Cincinnati Children’s: Leading the Charge for Our Region’s Pandemic Response

Cincinnati Children’s Hospital is a demonstrated leader, locally and nationally, during the pandemic, making them a finalist for the 2021 Inspire Healthcare Technology Award.

Dec 3, 2021

CCHMC COVID-19 Response Team

As a national leader in scientific discovery, Cincinnati Children’s Hospital Medical Center is driven to find solutions to protect the health of those who need it the most.

 

When the pandemic hit, Cincinnati Children’s quickly convened a team from its Anderson Center for Health Systems Excellence and a coalition of healthcare, public health, and community leaders to stitch together the data to guide the decisions being made daily.

 

The result was the development of the Rapid, Adaptive Control of Epidemics (RACE) team.

CCHMC COVID-19 Response Team

This team played, and continues to play, a leading role in supporting the community and regional response to COVID-19. It provided expertise and resources to enable the real-time evaluation, design, and large-scale change management required and worked closely with the Health Collaborative’s Regional Information Exchange data and other data sources to support regional situational awareness and strategy.

 

Within 10 days of Greater Cincinnati’s first SARS-CoV-2 case, the situational awareness and strategy team worked with regional leaders to:

  • Develop and agree on a shared aim and goals of suppressing regional SARS-CoV-2 transmission to reduce disease burden while maintaining economic productivity
  • Delineate scope of support activities by defining populations, geographies, and partners including public health departments, hospitals, adult living facilities, group homes, schools, and businesses
  • Identify how to design a successfully networked system comprised of effective healthcare delivery, public health-driven prevention, and coordinated cross-sector planning and service delivery

The RACE team worked with these stakeholders to define measures such as daily case incidence and effective reproductive ratios (Reff) to inform and evaluate the effectiveness of hospital and community responses over time.

 

By early April 2020, the team produced a shared dashboard daily for leaders of area hospitals, public health jurisdictions, and congregate care facilities alongside subject matter experts and support teams. The team related incidence and spread to downstream pandemic effects: healthcare system impact and community capability, time, participation in contact tracing, time-lags from symptom to isolation. The team depicted measures at different levels of aggregation – entire region, county, neighborhood, healthcare system, and hospital – and across vulnerable sub-populations (those residing in congregate care facilities, living in impoverished neighborhoods, etc.) to help inform hyper-local public health initiatives. The team used advanced statistical and analytic methods to identify important changes over time and to provide annotated, daily charts and maps that helped leaders relate changes in intervention strategies to changes in measures.

 

By early May 2020, the RACE team was producing a version of this information as dashboard measures to share publicly to inform the community. This further enabled real-time learning and action across even more sectors such as schools, universities, and businesses.

 

Data within the dashboard evolved over time and helped inform community decisions including:

  • Not opening Cincinnati’s Convention Center as a field hospital because data showed stable hospital capacity, saving tens of millions of dollars 
  • Identifying early, increasing case incidence following reopening in May and June resulting directly in a community-wide “Mask On”  communication campaigns supported by the regional Chamber of Commerce and business community.
  • Identifying clusters of cases to help detect outbreaks and the need for community testing.
  • Localizing testing and vaccination sites.
  • Informing communication strategies about mitigation strategies and vaccination.
  • Providing insights about how COVID-19 affects vulnerable population and informing equitable distribution of resources to those areas in most need.

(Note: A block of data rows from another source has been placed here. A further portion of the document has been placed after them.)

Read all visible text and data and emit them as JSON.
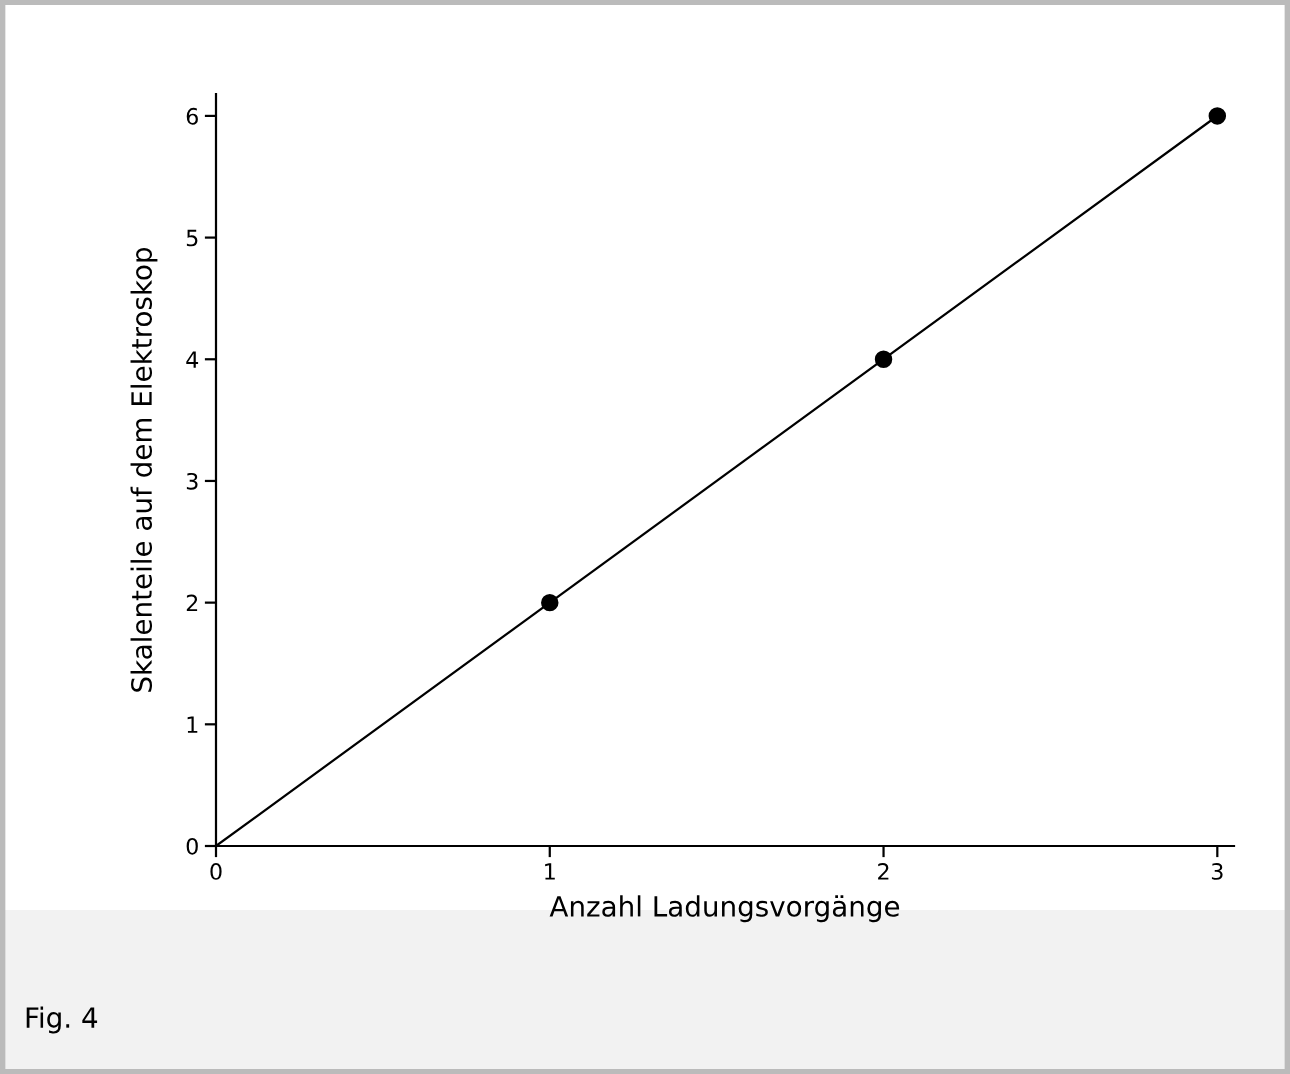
{
  "chart_data": {
    "type": "scatter",
    "xlabel": "Anzahl Ladungsvorgänge",
    "ylabel": "Skalenteile auf dem Elektroskop",
    "annotations": [
      "Fig. 4"
    ],
    "series": [
      {
        "type": "line",
        "x": [
          0,
          3
        ],
        "values": [
          0,
          6
        ],
        "color": "#000000",
        "marker": "none",
        "line_style": "solid"
      },
      {
        "x": [
          1,
          2,
          3
        ],
        "values": [
          2,
          4,
          6
        ],
        "color": "#000000",
        "marker": "circle"
      }
    ],
    "xlim": [
      0,
      3.05
    ],
    "xticks": [
      0,
      1,
      2,
      3
    ],
    "ylim": [
      0,
      6.18
    ],
    "yticks": [
      0,
      1,
      2,
      3,
      4,
      5,
      6
    ],
    "grid": false,
    "legend": false
  }
}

Networked leaders also began using the data to drive improvement. Health departments reduced lags in contact tracing. Community testing teams worked with community organizations to increase demand for and accessibility of tests. Schools used the data to make re-opening decisions and improve methods to maximize students reached while on virtual instruction. These data continue to be used today to enable our community to adapt to the ever-changing dynamics of the pandemic.

 

Cincinnati Children’s Hospital is a demonstrated leader, locally and nationally, during the pandemic with these activities and more:

  • Participation in an international clinical trial for a vaccine to prevent COVID-19.
  • Development of an artificial intelligence tool that uses natural language processing and machine learning to extract risk factor information to support early detection of infection.
  • Telehealth on foster children and how the pandemic has disrupted behavioral healthcare visits among foster families.
  • Research on how COVID-19 affects individuals with sickle cell disease.
  • A study on how the virus interacts with heart tissue at the molecular level to help researchers develop tests and treatments for potential heart complications caused by COVID-19.
  • Analysis of how quarantine restrictions and changes due to the pandemic affect the teenage population.

 

The Health Collaborative is proud to honor the Cincinnati Children’s Medical Center as a finalist for the 2021 Healthcare Technology Award. By utilizing multisite, multidisciplinary teams of clinicians, staff, scientists and communities, its networks are collecting data to advance care, research and, ultimately, cures.